Definition of a Multi-Scenario Model

Before diving into the details of working with multiple scenarios, we first need to explain exactly what we mean by the term. Let us start by claiming that it only makes sense to consider a set of models as being different scenarios for the same underlying model if they have a lot in common. They should definitely share the same set of variables. They should also have similar sets of constraints and similar objectives. In our approach, scenarios are described as a set of changes from a single base model. More specifically, scenarios can only modify model features that are present in the base model.
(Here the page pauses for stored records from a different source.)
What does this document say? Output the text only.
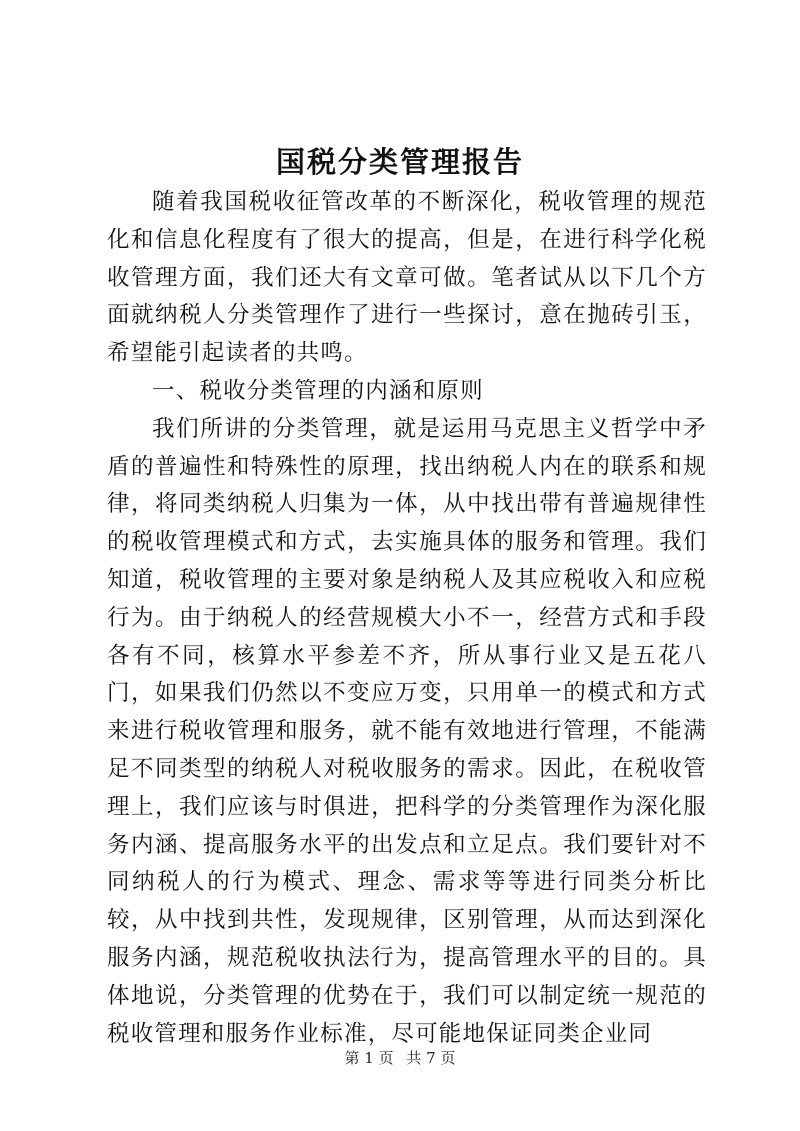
国税分类管理报告

随着我国税收征管改革的不断深化，税收管理的规范化和信息化程度有了很大的提高，但是，在进行科学化税收管理方面，我们还大有文章可做。笔者试从以下几个方面就纳税人分类管理作了进行一些探讨，意在抛砖引玉，希望能引起读者的共鸣。

一、税收分类管理的内涵和原则

我们所讲的分类管理，就是运用马克思主义哲学中矛盾的普遍性和特殊性的原理，找出纳税人内在的联系和规律，将同类纳税人归集为一体，从中找出带有普遍规律性的税收管理模式和方式，去实施具体的服务和管理。我们知道，税收管理的主要对象是纳税人及其应税收入和应税行为。由于纳税人的经营规模大小不一，经营方式和手段各有不同，核算水平参差不齐，所从事行业又是五花八门，如果我们仍然以不变应万变，只用单一的模式和方式来进行税收管理和服务，就不能有效地进行管理，不能满足不同类型的纳税人对税收服务的需求。因此，在税收管理上，我们应该与时俱进，把科学的分类管理作为深化服务内涵、提高服务水平的出发点和立足点。我们要针对不同纳税人的行为模式、理念、需求等等进行同类分析比较，从中找到共性，发现规律，区别管理，从而达到深化服务内涵，规范税收执法行为，提高管理水平的目的。具体地说，分类管理的优势在于，我们可以制定统一规范的税收管理和服务作业标准，尽可能地保证同类企业同

第 1 页 共 7 页
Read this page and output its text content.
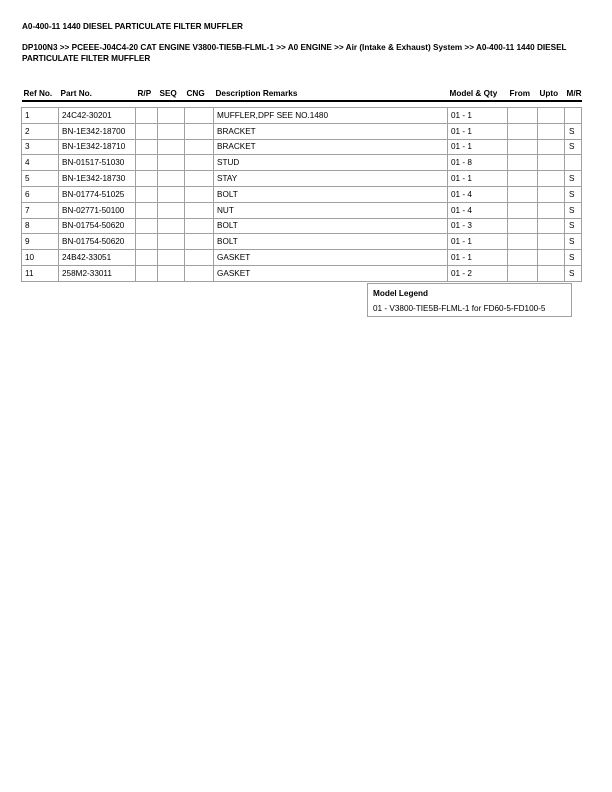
A0-400-11 1440 DIESEL PARTICULATE FILTER MUFFLER
DP100N3 >> PCEEE-J04C4-20 CAT ENGINE V3800-TIE5B-FLML-1 >> A0 ENGINE >> Air (Intake & Exhaust) System >> A0-400-11 1440 DIESEL PARTICULATE FILTER MUFFLER
Ref No.	Part No.	R/P	SEQ	CNG	Description Remarks	Model & Qty	From	Upto	M/R

1	24C42-30201				MUFFLER,DPF SEE NO.1480	01 - 1			
2	BN-1E342-18700				BRACKET	01 - 1			S
3	BN-1E342-18710				BRACKET	01 - 1			S
4	BN-01517-51030				STUD	01 - 8			
5	BN-1E342-18730				STAY	01 - 1			S
6	BN-01774-51025				BOLT	01 - 4			S
7	BN-02771-50100				NUT	01 - 4			S
8	BN-01754-50620				BOLT	01 - 3			S
9	BN-01754-50620				BOLT	01 - 1			S
10	24B42-33051				GASKET	01 - 1			S
11	258M2-33011				GASKET	01 - 2			S
Model Legend
01 - V3800-TIE5B-FLML-1 for FD60-5-FD100-5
We should add that other modifications, including addition and deletion of variables or constraints, can be achieved through the clever use of various tricks. For now, though, it is best to think of scenarios as being small variations on the same base.

What variations do we allow from this base model? Scenarios can differ in the following attributes:

  • Linear objective function coefficients.
  • Variable lower and upper bounds.
  • Constraint right-hand side values.
A single scenario can have multiple changes from the base, so for example you could change an objective coefficient, two variable bounds, and a right-hand side value in the same scenario.

After you have defined a set of scenarios (the specific mechanics for doing so will be described shortly), the next step is to find solutions for all of the scenarios. A single call to the standard Gurobi optimize method is all that is needed. This will of course be much more expensive than finding an optimal solution for a single model, but our goal is for it to be faster and more convenient than formulating and solving separate models for each scenario.